The Key Laboratory of Pathobiology, Ministry of Education, College of Basic Medical Sciences, Jilin University, 126 Xin Min Street, Changchun, Jilin Province, People's Republic of China.
The First Hospital, and Institute of Immunology, Jilin University, Changchun, 130021, China.
Stem Cell Res Ther. 2021 May 6;12(1):271. doi: 10.1186/s13287-021-02339-0.
Expansion-mediated replicative senescence and age-related natural senescence have adverse effects on mesenchymal stem cell (MSC) regenerative capability and functionality, thus severely impairing the extensive applications of MSC-based therapies. Emerging evidences suggest that microRNA-34a (miR-34a) has been implicated in the process of MSC senescence; however, the molecular mechanisms with regard to how miR-34a influencing MSC senescence remain largely undetermined.

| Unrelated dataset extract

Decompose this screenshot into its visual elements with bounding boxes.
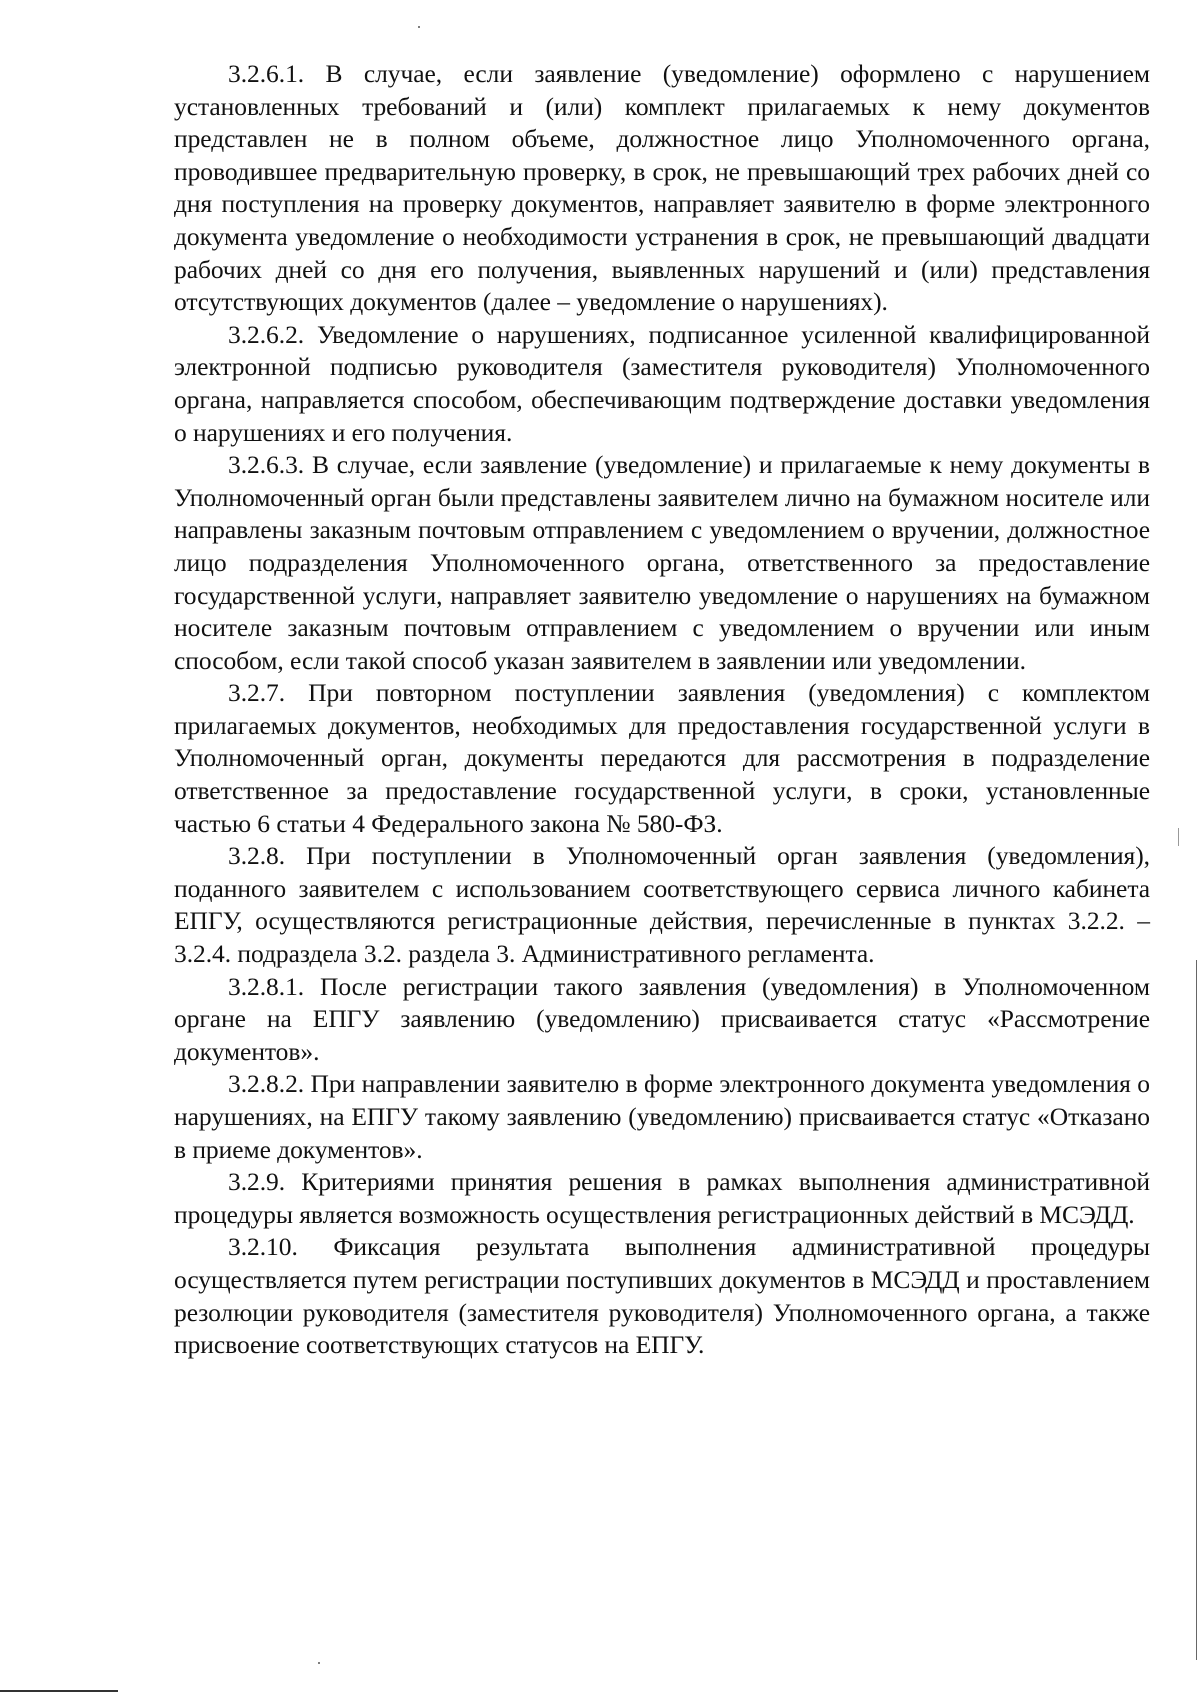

MiR-34a expression in MSCs was evaluated utilizing RT-qPCR. The functional effects of miR-34a exerting on MSC senescence were investigated via gene manipulation. Relevant gene and protein expression levels were analyzed by RT-qPCR and western blot. Luciferase reporter assays were applied to confirm that Nampt is a direct target of miR-34a. The underlying regulatory mechanism of miR-34a targeting Nampt in MSC senescence was further explored by measuring intracellular NAD content, NAD/NADH ratio and Sirt1 activity.
In contrast to Nampt expression, miR-34a expression incremented in senescent MSCs. MiR-34a overexpression in young MSCs resulted in senescence-associated characteristics as displayed by senescence-like morphology, prolonged cell proliferation, declined osteogenic differentiation potency, heightened senescence-associated-β-galactosidase activity, and upregulated expression levels of the senescence-associated factors. Conversely, miR-34a suppression in replicative senescent and natural senescent MSCs contributed to diminished senescence-related phenotypic features. We identified Nampt as a direct target gene of miR-34a. In addition, miR-34a repletion resulted in prominent reductions in Nampt expression levels, NAD content, NAD/NADH ratio, and Sirt1 activity, whereas anti-miR-34a treatment exerted the opposite effects. Furthermore, miR-34a-mediated MSC senescence was evidently rescued following the co-treatment with Nampt overexpression.
This study identifies a significant role of miR-34a playing in MSC replicative senescence and natural senescence via targeting Nampt and further mediating by NAD-Sirt1 pathway, carrying great implications for optimal strategies for MSC therapeutic applications.
扩增介导的复制性衰老和与年龄相关的自然衰老对间充质干细胞(MSC)的再生能力和功能有不利影响,从而严重损害了基于 MSC 的治疗的广泛应用。新出现的证据表明,miR-34a(miR-34a)已涉及 MSC 衰老过程;然而,miR-34a 影响 MSC 衰老的分子机制在很大程度上仍未确定。
利用 RT-qPCR 评估 MSC 中 miR-34a 的表达。通过基因操作研究 miR-34a 对 MSC 衰老的功能影响。通过 RT-qPCR 和 Western blot 分析相关基因和蛋白表达水平。应用荧光素酶报告实验证实 Nampt 是 miR-34a 的直接靶标。通过测量细胞内 NAD 含量、NAD/NADH 比和 Sirt1 活性,进一步探讨 miR-34a 靶向 MSC 衰老中 Nampt 的调节机制。
与 Nampt 表达相反,衰老 MSC 中 miR-34a 的表达增加。年轻 MSC 中 miR-34a 的过表达导致衰老相关特征,表现为衰老样形态、细胞增殖延长、成骨分化能力下降、衰老相关-β-半乳糖苷酶活性升高以及衰老相关因子的表达水平上调。相反,复制性衰老和自然衰老 MSC 中 miR-34a 的抑制作用导致衰老相关表型特征减少。我们确定了 Nampt 是 miR-34a 的直接靶基因。此外,miR-34a 补充导致 Nampt 表达水平、NAD 含量、NAD/NADH 比和 Sirt1 活性显著降低,而抗 miR-34a 处理则产生相反的效果。此外,通过 Nampt 过表达共处理明显挽救了 miR-34a 介导的 MSC 衰老。
本研究通过靶向 Nampt 并进一步通过 NAD-Sirt1 途径介导,确定了 miR-34a 在 MSC 复制性衰老和自然衰老中发挥的重要作用,这对优化 MSC 治疗应用的策略具有重要意义。